Shares of Medicenna (Medicenna Stock Quote, Chart, News, Analysts, Financials TSX:MDNA) are taking it on the chin this morning after the company announced it had Staff Delisting Determination from the Listing Qualifications Department of the Nasdaq and would not appeal the decision.
“To better position Medicenna for the benefit of all our shareholders, we undertook a thorough and thoughtful review of our cost structure, including costs associated with being a Nasdaq-listed company,” said CEO Fahar Merchant. “Our Board of Directors concluded that within the context of the current biotech markets, the Company and its stockholders do not benefit from a Nasdaq listing considering the associated significant costs and resources required. We remain in good standing with our TSX listing, have no debt and have sufficient cash to potentially fund the company well beyond key value inflection milestones from the MDNA11 Phase 2 monotherapy and combination trial. We look forward to sharing additional new data at major conferences next month for the MDNA11, BiSKITs and bizaxofusp programs.”

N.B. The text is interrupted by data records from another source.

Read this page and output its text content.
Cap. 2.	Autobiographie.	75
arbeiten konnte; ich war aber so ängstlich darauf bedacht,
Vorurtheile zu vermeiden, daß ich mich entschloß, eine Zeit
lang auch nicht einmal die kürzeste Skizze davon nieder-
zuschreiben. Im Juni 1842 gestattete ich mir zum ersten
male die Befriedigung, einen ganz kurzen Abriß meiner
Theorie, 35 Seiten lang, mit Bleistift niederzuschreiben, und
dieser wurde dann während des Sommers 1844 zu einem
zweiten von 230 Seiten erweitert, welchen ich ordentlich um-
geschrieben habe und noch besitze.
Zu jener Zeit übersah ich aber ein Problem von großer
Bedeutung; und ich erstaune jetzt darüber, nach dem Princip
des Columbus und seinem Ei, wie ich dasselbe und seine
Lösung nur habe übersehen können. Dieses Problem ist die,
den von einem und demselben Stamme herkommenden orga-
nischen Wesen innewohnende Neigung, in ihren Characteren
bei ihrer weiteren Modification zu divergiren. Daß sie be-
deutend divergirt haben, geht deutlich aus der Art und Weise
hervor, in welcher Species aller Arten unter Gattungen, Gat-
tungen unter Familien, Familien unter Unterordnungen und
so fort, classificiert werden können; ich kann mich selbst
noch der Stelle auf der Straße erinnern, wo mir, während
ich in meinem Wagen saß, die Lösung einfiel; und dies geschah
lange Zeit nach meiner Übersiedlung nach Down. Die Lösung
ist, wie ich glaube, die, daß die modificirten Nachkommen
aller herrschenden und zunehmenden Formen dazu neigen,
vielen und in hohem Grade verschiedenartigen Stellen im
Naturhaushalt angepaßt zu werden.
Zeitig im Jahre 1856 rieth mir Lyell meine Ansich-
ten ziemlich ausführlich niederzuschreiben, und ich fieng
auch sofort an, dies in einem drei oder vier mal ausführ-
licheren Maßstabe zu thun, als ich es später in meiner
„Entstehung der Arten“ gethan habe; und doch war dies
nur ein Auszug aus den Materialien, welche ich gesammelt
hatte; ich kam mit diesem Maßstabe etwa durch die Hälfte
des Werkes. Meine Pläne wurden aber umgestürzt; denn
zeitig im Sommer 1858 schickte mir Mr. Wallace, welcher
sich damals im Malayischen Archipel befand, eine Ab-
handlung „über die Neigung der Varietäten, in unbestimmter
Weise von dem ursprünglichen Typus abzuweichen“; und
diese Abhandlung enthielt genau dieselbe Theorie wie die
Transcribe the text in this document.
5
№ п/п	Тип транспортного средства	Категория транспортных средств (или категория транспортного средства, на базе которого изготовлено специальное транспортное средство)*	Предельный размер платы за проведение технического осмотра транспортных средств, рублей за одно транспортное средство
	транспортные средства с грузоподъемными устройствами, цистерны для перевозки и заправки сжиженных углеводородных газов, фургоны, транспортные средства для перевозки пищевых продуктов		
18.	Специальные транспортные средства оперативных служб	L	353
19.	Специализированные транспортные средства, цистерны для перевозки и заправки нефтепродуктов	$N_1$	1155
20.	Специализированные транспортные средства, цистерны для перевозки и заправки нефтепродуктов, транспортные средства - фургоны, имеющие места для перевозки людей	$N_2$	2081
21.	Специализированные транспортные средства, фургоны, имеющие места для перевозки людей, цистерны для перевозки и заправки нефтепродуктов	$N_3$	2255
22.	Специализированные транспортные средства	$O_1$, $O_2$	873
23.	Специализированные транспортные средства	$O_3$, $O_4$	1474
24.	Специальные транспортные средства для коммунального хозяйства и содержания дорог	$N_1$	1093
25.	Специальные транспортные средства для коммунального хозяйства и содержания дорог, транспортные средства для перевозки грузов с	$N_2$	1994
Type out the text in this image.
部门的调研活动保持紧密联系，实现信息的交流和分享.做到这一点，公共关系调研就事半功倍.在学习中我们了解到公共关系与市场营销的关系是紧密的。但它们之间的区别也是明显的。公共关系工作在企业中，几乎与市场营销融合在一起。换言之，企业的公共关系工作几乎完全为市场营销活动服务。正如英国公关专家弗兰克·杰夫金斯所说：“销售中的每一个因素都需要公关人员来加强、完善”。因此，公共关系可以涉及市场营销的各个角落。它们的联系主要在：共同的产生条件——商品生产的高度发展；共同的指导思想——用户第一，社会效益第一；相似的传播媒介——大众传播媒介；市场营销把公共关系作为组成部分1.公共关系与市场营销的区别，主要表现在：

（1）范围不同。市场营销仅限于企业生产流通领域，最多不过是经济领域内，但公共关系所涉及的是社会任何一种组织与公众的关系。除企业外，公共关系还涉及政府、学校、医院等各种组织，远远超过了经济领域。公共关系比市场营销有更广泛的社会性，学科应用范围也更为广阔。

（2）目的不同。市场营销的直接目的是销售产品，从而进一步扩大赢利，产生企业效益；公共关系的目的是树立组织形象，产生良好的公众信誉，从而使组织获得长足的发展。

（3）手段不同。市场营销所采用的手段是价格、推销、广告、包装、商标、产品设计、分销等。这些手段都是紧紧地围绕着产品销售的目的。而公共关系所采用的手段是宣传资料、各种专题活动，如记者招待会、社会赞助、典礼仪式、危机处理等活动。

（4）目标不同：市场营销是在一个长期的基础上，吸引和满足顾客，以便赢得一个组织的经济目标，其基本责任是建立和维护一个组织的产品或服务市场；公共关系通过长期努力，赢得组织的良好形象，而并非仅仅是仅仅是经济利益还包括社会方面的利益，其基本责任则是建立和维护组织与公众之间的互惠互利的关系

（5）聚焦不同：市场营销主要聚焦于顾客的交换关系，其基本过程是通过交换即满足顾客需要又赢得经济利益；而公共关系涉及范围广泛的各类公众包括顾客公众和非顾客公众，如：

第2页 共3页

Nasdaq Listing Rule 5550(a)(2) mandates that a company’s common stock must maintain a minimum closing bid price of $1.00 per share to remain listed on the Nasdaq stock exchange. If a company’s stock closes below the $1.00 minimum bid price for 30 consecutive business days, it will receive a deficiency notice from Nasdaq.
Along with the delisting news, MDNA also announced the departure of CFO Jeff Caravella and Brent Meadows, who was Chief Business Officer.
At press time, shares of MDNA were down 28.4 per cent to $0.24.